VMware wants to establish itself as a vendor of “virtual datacenters” as well as virtual machines, defining everything from the traditional compute node to storage and networking via software. VMware recently closed its acquisition of Nicira, giving it a well-publicized entry point into that space.
Newly minted chief executive Pat Gelsinger told show attendees that customer response to a survey showed widespread demand for a pricing change. “There was enormous enthusiasm, but there was one point that came back: change your pricing. How many of you liked last year’s pricing changes? Oh, one person did. Oh, good,” Gelsinger said, joking with the audience.

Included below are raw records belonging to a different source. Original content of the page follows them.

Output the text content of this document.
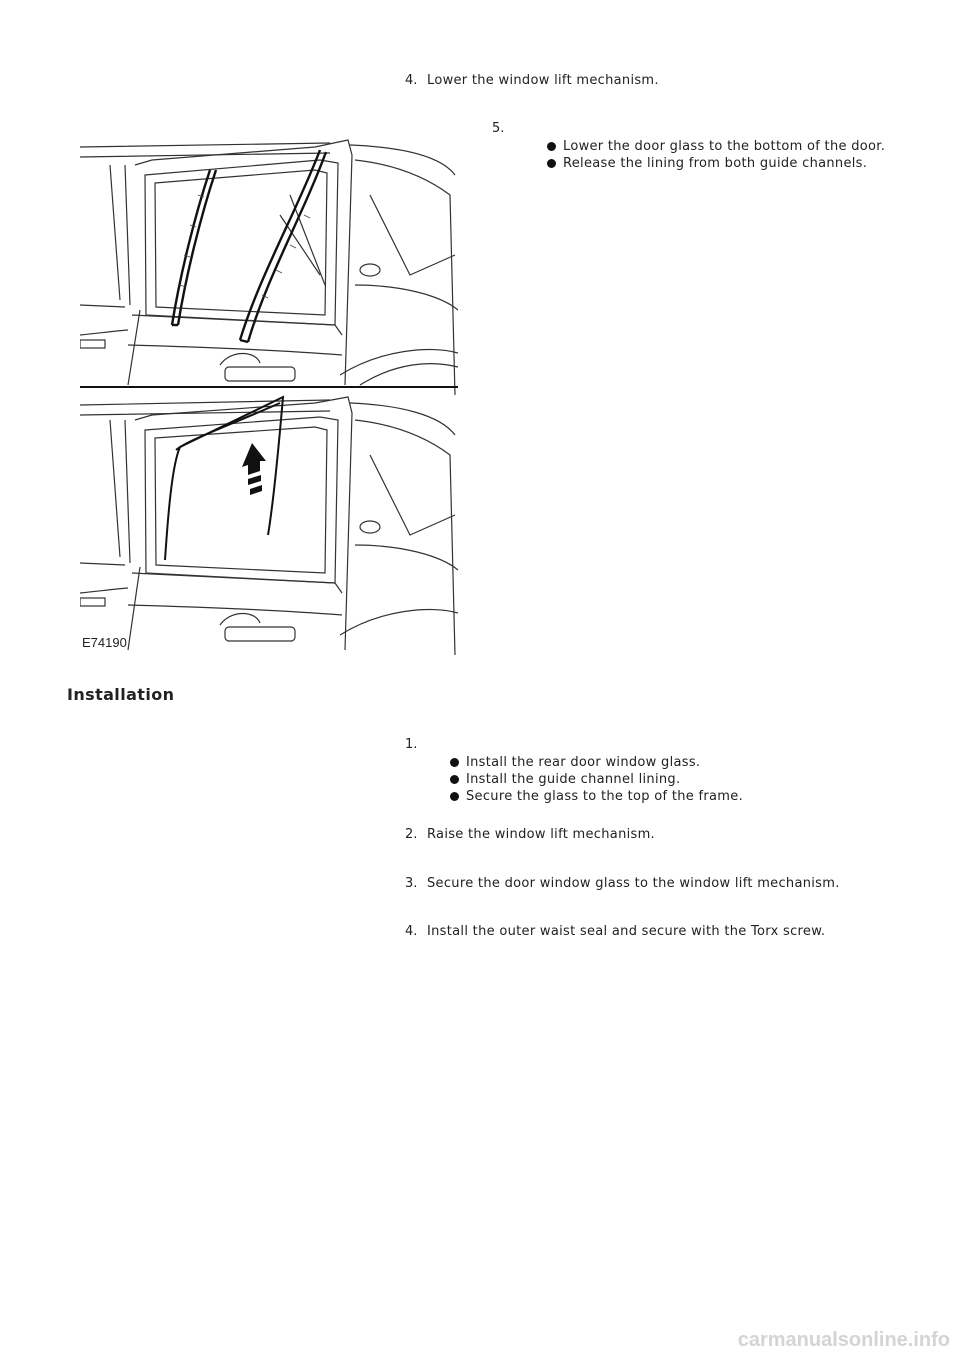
4. Lower the window lift mechanism.
5.
Lower the door glass to the bottom of the door.
Release the lining from both guide channels.
E74190
Installation
1.
Install the rear door window glass.
Install the guide channel lining.
Secure the glass to the top of the frame.
2. Raise the window lift mechanism.
3. Secure the door window glass to the window lift mechanism.
4. Install the outer waist seal and secure with the Torx screw.
carmanualsonline.info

Fortunately, those days are gone, he added: “Last year we created a four-letter dirty word, called vRAM. Today, I am happy to say that are striking this word from the vocabulary, from the vDictionary.”
For VCloud Suite 5.1, which VMware announced on Monday, the price list couldn’t be simpler: per-CPU licensing, with no restrictions on the available cores per processor or the physical RAM per machine. VMware’s vCloud 5.1 suite will include three editions—Standard, Advanced and Enterprise—as well as the following products: VMware vSphere Enterprise Plus, VMware vCloud Director, VMware vCloud Connector, VMware vCloud Networking and Security, VMware vFabric Application Director, VMware vCenter Operations Management Suite and VMware vCenter Site Recovery Manager. Prices will start at $4,995 per processor.

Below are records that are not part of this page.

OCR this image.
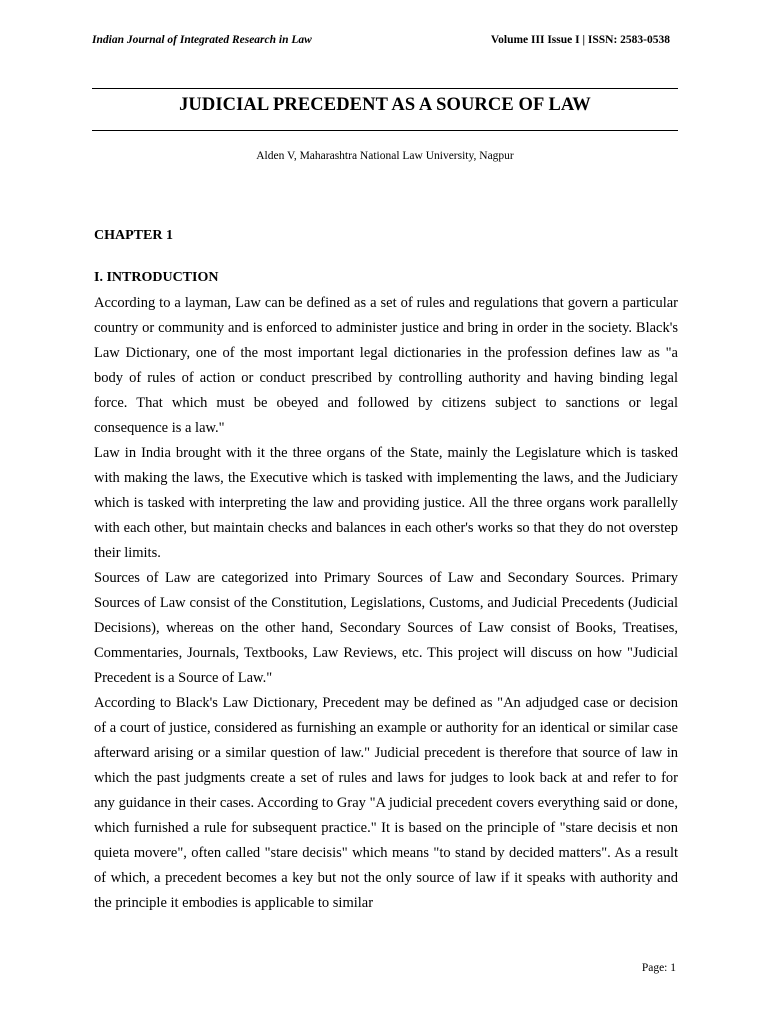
Indian Journal of Integrated Research in Law	Volume III Issue I | ISSN: 2583-0538
JUDICIAL PRECEDENT AS A SOURCE OF LAW
Alden V, Maharashtra National Law University, Nagpur
CHAPTER 1
I. INTRODUCTION

According to a layman, Law can be defined as a set of rules and regulations that govern a particular country or community and is enforced to administer justice and bring in order in the society. Black's Law Dictionary, one of the most important legal dictionaries in the profession defines law as "a body of rules of action or conduct prescribed by controlling authority and having binding legal force. That which must be obeyed and followed by citizens subject to sanctions or legal consequence is a law."

Law in India brought with it the three organs of the State, mainly the Legislature which is tasked with making the laws, the Executive which is tasked with implementing the laws, and the Judiciary which is tasked with interpreting the law and providing justice. All the three organs work parallelly with each other, but maintain checks and balances in each other's works so that they do not overstep their limits.

Sources of Law are categorized into Primary Sources of Law and Secondary Sources. Primary Sources of Law consist of the Constitution, Legislations, Customs, and Judicial Precedents (Judicial Decisions), whereas on the other hand, Secondary Sources of Law consist of Books, Treatises, Commentaries, Journals, Textbooks, Law Reviews, etc. This project will discuss on how "Judicial Precedent is a Source of Law."

According to Black's Law Dictionary, Precedent may be defined as "An adjudged case or decision of a court of justice, considered as furnishing an example or authority for an identical or similar case afterward arising or a similar question of law." Judicial precedent is therefore that source of law in which the past judgments create a set of rules and laws for judges to look back at and refer to for any guidance in their cases. According to Gray "A judicial precedent covers everything said or done, which furnished a rule for subsequent practice." It is based on the principle of "stare decisis et non quieta movere", often called "stare decisis" which means "to stand by decided matters". As a result of which, a precedent becomes a key but not the only source of law if it speaks with authority and the principle it embodies is applicable to similar

Page: 1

VSphere increases the number of virtual CPUs from 32 to 64 while holding the maximum amount of virtual RAM steady at a terabyte. VMware places the previous version of vSphere at about 1 million host IOPS, while claiming that the new version increases its performance above the 1 million IOPS threshold.
On top of that, the new version includes enhancements to the VMware vSphere Distributed Switch and vSphere vMotion to enable live migration of VMs. Graphics maker Nvidia also announced that its had added support for vSGA (Virtual Shared Graphics Acceleration) that allows a physical graphics processing unit (GPU) to be shared from the underlying host to virtual desktop guests.
Enterprises can use VMware vSphere 5.1 directly. VMware vSphere Essentials is $495, and VMware vSphere Essentials Plus is $4,495. All VMware vSphere Essentials Kits includes licensing for 6 CPUs on up to 3 hosts. Availability will be sometime around Sept. 11, VMware announced.